58 Ala. 265 | Ala. | 1877
The first of the assignments of error in this cause, relates to what purports to be a charge, number 2, which, though set forth on the first page of this record, is not contained in the bill of exceptions signed by the judge, and is not marked “refused,” or “given,” according to section 3109 of the Code of 1876. It, therefore, constitutes no part of the case, ought not to have been copied into the record, and affords no basis for an assignment of error.
Tbe writings, numbered as charges 4 and 5, to which other assignments of error refer, and which, also, are on the first page of the record' — though they have the word “refused” written on them — are not signed by the judge, and they can not, therefore, be accepted as properly before us for consideration. But the bill of exceptions shows that charges to the same effect were requested on behalf of defendant, and refused by the judge, to which refusals the defendant excepted. We shall, therefore, proceed to an examination of them.
By the first of these charges, the judge was asked to instruct the jury, that if defendant had proved a good character as a quiet and peaceable man, that fact may be sufficient to generate a doubt of his guilt, though otherwise they would have had none. This charge would have been abstract. There was no evidence of his good character before the jury. The attempt to prove it failed. And in Lanner v. The State, 54 Ala. 131, wre said: “While it is true that the law presumes every one to be innocent, until the contrary appears by evidence, it does not presume every one to have a good character. ... In the absence of all proof on the subject, his character is not to be taken as either good or bad, and the jury are not authorized, by assuming that it is one or the other, to let it have any weight in inclining them toward either his acquittal or his conviction. In such a case their verdict should be founded entirely on the evidence legally introduced, and not on any idea unsupported by direct testimony, concerning his general character.” The charge requested was, therefore, properly refused.

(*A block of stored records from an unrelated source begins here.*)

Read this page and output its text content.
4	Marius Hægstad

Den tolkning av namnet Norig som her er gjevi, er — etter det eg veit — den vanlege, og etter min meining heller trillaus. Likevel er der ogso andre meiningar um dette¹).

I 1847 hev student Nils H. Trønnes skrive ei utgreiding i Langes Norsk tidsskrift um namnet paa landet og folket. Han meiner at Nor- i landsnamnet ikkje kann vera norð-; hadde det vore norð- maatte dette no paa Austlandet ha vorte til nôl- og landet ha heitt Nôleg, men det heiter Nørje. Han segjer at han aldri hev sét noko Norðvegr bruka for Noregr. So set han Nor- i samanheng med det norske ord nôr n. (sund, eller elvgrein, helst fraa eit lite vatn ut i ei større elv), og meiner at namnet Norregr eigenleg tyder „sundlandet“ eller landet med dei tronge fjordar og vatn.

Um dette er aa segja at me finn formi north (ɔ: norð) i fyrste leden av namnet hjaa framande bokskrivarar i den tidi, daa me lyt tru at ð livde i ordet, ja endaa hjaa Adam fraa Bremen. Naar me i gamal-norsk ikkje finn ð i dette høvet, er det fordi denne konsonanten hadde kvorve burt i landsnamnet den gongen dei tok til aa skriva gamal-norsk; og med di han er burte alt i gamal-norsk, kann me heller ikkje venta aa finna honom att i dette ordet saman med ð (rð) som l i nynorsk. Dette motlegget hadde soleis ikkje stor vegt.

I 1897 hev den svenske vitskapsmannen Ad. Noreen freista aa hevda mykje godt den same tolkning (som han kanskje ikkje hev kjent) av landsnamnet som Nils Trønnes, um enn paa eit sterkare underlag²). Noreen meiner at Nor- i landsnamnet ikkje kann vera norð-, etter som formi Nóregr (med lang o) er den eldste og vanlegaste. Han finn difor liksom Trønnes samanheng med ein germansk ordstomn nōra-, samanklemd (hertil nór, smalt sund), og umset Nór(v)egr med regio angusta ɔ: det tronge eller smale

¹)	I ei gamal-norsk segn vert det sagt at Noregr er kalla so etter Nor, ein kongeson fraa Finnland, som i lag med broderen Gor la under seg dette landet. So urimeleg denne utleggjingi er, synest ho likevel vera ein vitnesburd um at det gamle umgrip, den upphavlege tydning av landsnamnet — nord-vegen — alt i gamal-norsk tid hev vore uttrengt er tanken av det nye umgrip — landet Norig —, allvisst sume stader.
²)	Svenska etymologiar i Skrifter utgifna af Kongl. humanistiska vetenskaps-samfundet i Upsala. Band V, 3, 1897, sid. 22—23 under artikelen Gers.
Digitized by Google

The other charge asked was also properly refused. Whether John Little, a brother of the defendant, was guilty of a crime for which he ought to have been arrested, or not, was wholly irrelevant to the inquiry whether Joseph Little was guilty or not of the offense for which he was prosecuted. The jury ought not to have been led to suppose, as they might have been, by the charge requested, that John Little’s conduct should, in any way, influence their verdict upon the indictment against Joseph Little.